Religion and values

Here’s the story:

“Once upon a time, in the month of rainy season called ‘sawaan’, on the third day after the full moon falling, all the married girls celebrated the rains outdoors. They wore colorful sarees called ‘lahriya’ and swang from rustic jhoolas tied to the trees. A young girl, sister of seven elder brothers, also wanted to do the same, but she didn’t have the lahriya saree. So she went to her mother and asked for the saree. Her mother said that she didn’t have such a saree, but the girl’s sister-in-laws have and she might ask them.

The girl went to all the sister-in-laws one by one, in vain. None of them wanted to share their sarees with her. The youngest of the sister-in-law agreed to lend her the saree, but on, what could only be called, an eerie condition. If the saree colors get washed in rains or it gets tore anywhere, the sister-in-law will cut the girl’s throat and use the blood to color  the disfigured saree. The young girl agreed, happy to know she would get to wear the saree.

The luck not being on the girl’s side, when she went out to play with her friends, draped in the lahriya saree, it started raining heavily and in fear and confusion, her saree got caught in the swing and was torn. The young girl quickly dried and folded the disfigured saree and went to return it to her sister-in-law. The suspicious sister-in-law opened the saree, only to find it in ruins. Now she had to invoke the clause on the basis of which the saree was given. She went on a hunger strike and asked her husband, the girl’s brother, to kill the girl and fulfill the promise.

Meanwhile, this girl was married but not yet taken to her husband’s home. The time was ripe for her to go there. The brother, worried about his wife’s health, decided to escort the girl to her husband’s home and use this opportunity to kill her and color the saree. He did exactly that. The place where the girl was beheaded, in the jungles, a small flower plant grew. Everyone at her home thought that the girl has reached her husband’s place.

Later, when the dead girl’s husband’s family came inquiring about the girl, the truth came out.
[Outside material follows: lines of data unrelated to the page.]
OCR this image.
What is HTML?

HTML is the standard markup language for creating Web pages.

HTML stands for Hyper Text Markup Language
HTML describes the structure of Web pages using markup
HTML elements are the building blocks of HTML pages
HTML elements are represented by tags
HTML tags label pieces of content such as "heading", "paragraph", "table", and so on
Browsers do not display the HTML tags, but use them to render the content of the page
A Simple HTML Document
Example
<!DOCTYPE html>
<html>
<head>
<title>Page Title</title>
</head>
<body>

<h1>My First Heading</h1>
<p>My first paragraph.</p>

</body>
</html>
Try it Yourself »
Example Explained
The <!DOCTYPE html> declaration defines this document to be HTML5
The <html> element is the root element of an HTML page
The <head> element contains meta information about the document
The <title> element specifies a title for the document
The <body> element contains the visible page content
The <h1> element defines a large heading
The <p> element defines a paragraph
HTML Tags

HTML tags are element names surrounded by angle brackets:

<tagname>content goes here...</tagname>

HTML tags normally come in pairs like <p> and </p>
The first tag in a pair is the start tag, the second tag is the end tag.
And when they tried to pull out the plant, where the girl had died, out came the Teej goddess.”

So, this is the story which is being told time and again across generations since a couple of centuries, if not longer, on the day of teej festival.

When I heard it, I had a lot of questions.
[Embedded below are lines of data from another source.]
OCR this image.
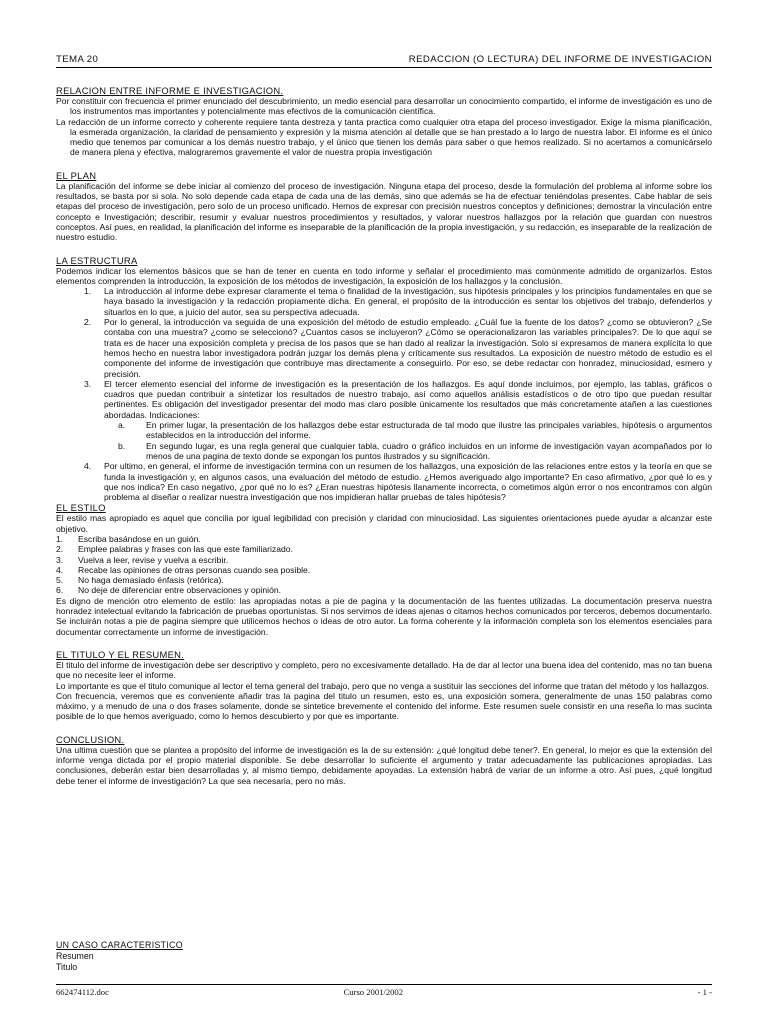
TEMA 20	REDACCION (O LECTURA) DEL INFORME DE INVESTIGACION
RELACION ENTRE INFORME E INVESTIGACION.

Por constituir con frecuencia el primer enunciado del descubrimiento, un medio esencial para desarrollar un conocimiento compartido, el informe de investigación es uno de los instrumentos mas importantes y potencialmente mas efectivos de la comunicación científica.

La redacción de un informe correcto y coherente requiere tanta destreza y tanta practica como cualquier otra etapa del proceso investigador. Exige la misma planificación, la esmerada organización, la claridad de pensamiento y expresión y la misma atención al detalle que se han prestado a lo largo de nuestra labor. El informe es el único medio que tenemos par comunicar a los demás nuestro trabajo, y el único que tienen los demás para saber o que hemos realizado. Si no acertamos a comunicárselo de manera plena y efectiva, malograremos gravemente el valor de nuestra propia investigación

EL PLAN

La planificación del informe se debe iniciar al comienzo del proceso de investigación. Ninguna etapa del proceso, desde la formulación del problema al informe sobre los resultados, se basta por si sola. No solo depende cada etapa de cada una de las demás, sino que además se ha de efectuar teniéndolas presentes. Cabe hablar de seis etapas del proceso de investigación, pero solo de un proceso unificado. Hemos de expresar con precisión nuestros conceptos y definiciones; demostrar la vinculación entre concepto e Investigación; describir, resumir y evaluar nuestros procedimientos y resultados, y valorar nuestros hallazgos por la relación que guardan con nuestros conceptos. Así pues, en realidad, la planificación del informe es inseparable de la planificación de la propia investigación, y su redacción, es inseparable de la realización de nuestro estudio.

LA ESTRUCTURA

Podemos indicar los elementos básicos que se han de tener en cuenta en todo informe y señalar el procedimiento mas comúnmente admitido de organizarlos. Estos elementos comprenden la introducción, la exposición de los métodos de investigación, la exposición de los hallazgos y la conclusión.

1.	La introducción al informe debe expresar claramente el tema o finalidad de la investigación, sus hipótesis principales y los principios fundamentales en que se haya basado la investigación y la redacción propiamente dicha. En general, el propósito de la introducción es sentar los objetivos del trabajo, defenderlos y situarlos en lo que, a juicio del autor, sea su perspectiva adecuada.
2.	Por lo general, la introducción va seguida de una exposición del método de estudio empleado. ¿Cuál fue la fuente de los datos? ¿como se obtuvieron? ¿Se contaba con una muestra? ¿como se seleccionó? ¿Cuantos casos se incluyeron? ¿Cómo se operacionalizaron las variables principales?. De lo que aquí se trata es de hacer una exposición completa y precisa de los pasos que se han dado al realizar la investigación. Solo si expresamos de manera explícita lo que hemos hecho en nuestra labor investigadora podrán juzgar los demás plena y críticamente sus resultados. La exposición de nuestro método de estudio es el componente del informe de investigación que contribuye mas directamente a conseguirlo. Por eso, se debe redactar con honradez, minuciosidad, esmero y precisión.
3.	El tercer elemento esencial del informe de investigación es la presentación de los hallazgos. Es aquí donde incluimos, por ejemplo, las tablas, gráficos o cuadros que puedan contribuir a sintetizar los resultados de nuestro trabajo, así como aquellos análisis estadísticos o de otro tipo que puedan resultar pertinentes. Es obligación del investigador presentar del modo mas claro posible únicamente los resultados que más concretamente atañen a las cuestiones abordadas. Indicaciones:
a.	En primer lugar, la presentación de los hallazgos debe estar estructurada de tal modo que ilustre las principales variables, hipótesis o argumentos establecidos en la introducción del informe.
b.	En segundo lugar, es una regla general que cualquier tabla, cuadro o gráfico incluidos en un informe de investigación vayan acompañados por lo menos de una pagina de texto donde se expongan los puntos ilustrados y su significación.
4.	Por ultimo, en general, el informe de investigación termina con un resumen de los hallazgos, una exposición de las relaciones entre estos y la teoría en que se funda la investigación y, en algunos casos, una evaluación del método de estudio. ¿Hemos averiguado algo importante? En caso afirmativo, ¿por qué lo es y que nos indica? En caso negativo, ¿por qué no lo es? ¿Eran nuestras hipótesis llanamente incorrecta, o cometimos algún error o nos encontramos con algún problema al diseñar o realizar nuestra investigación que nos impidieran hallar pruebas de tales hipótesis?
EL ESTILO

El estilo mas apropiado es aquel que concilia por igual legibilidad con precisión y claridad con minuciosidad. Las siguientes orientaciones puede ayudar a alcanzar este objetivo.

1.	Escriba basándose en un guión.
2.	Emplee palabras y frases con las que este familiarizado.
3.	Vuelva a leer, revise y vuelva a escribir.
4.	Recabe las opiniones de otras personas cuando sea posible.
5.	No haga demasiado énfasis (retórica).
6.	No deje de diferenciar entre observaciones y opinión.

Es digno de mención otro elemento de estilo: las apropiadas notas a pie de pagina y la documentación de las fuentes utilizadas. La documentación preserva nuestra honradez intelectual evitando la fabricación de pruebas oportunistas. Si nos servimos de ideas ajenas o citamos hechos comunicados por terceros, debemos documentarlo. Se incluirán notas a pie de pagina siempre que utilicemos hechos o ideas de otro autor. La forma coherente y la información completa son los elementos esenciales para documentar correctamente un informe de investigación.

EL TITULO Y EL RESUMEN.

El titulo del informe de investigación debe ser descriptivo y completo, pero no excesivamente detallado. Ha de dar al lector una buena idea del contenido, mas no tan buena que no necesite leer el informe.

Lo importante es que el titulo comunique al lector el tema general del trabajo, pero que no venga a sustituir las secciones del informe que tratan del método y los hallazgos.

Con frecuencia, veremos que es conveniente añadir tras la pagina del titulo un resumen, esto es, una exposición somera, generalmente de unas 150 palabras como máximo, y a menudo de una o dos frases solamente, donde se sintetice brevemente el contenido del informe. Este resumen suele consistir en una reseña lo mas sucinta posible de lo que hemos averiguado, como lo hemos descubierto y por que es importante.

CONCLUSION.

Una ultima cuestión que se plantea a propósito del informe de investigación es la de su extensión: ¿qué longitud debe tener?. En general, lo mejor es que la extensión del informe venga dictada por el propio material disponible. Se debe desarrollar lo suficiente el argumento y tratar adecuadamente las publicaciones apropiadas. Las conclusiones, deberán estar bien desarrolladas y, al mismo tiempo, debidamente apoyadas. La extensión habrá de variar de un informe a otro. Así pues, ¿qué longitud debe tener el informe de investigación? La que sea necesaria, pero no más.

UN CASO CARACTERISTICO
Resumen
Titulo
662474112.doc	Curso 2001/2002	- 1 -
To begin with, why would we, as a society, keep such stories alive? Do we want to say tell our future generations that there was a time when people were more materialistic than now? Or do we want to tell them that violence was a part of everyday life or probably, it still is?

My teacher friends who have lived in different cultural societies such as japan, tell me that in those societies people don’t know how to steal because the concept doesn’t exist. So if there is an object lying on a bench of a park, you are just not supposed to pick it up unless it belongs to you. So people don’t steal, because the concept doesn’t exist.

In the same breadth, if we analyse this story, doesn’t it introduce the concept of killing and revenge to those who were otherwise ignorant of it? Why spread a virtue by introducing a vice? Why not instead, have a story where in the raining season, a young girl wanted to fill a tank of water, but the water would not go in that direction, so a goddess came to help her (if you insist to bring in the supernatural characters). Better still, the entire village supported her and together, they were successful in filling the tank which would store water for them in the dry season.

What values are we teaching ourselves and our future generations by these festivals and religious ceremonies? Or are we so busy and unconcerned and dumb, that we will merely play and act as told, without questioning or wondering?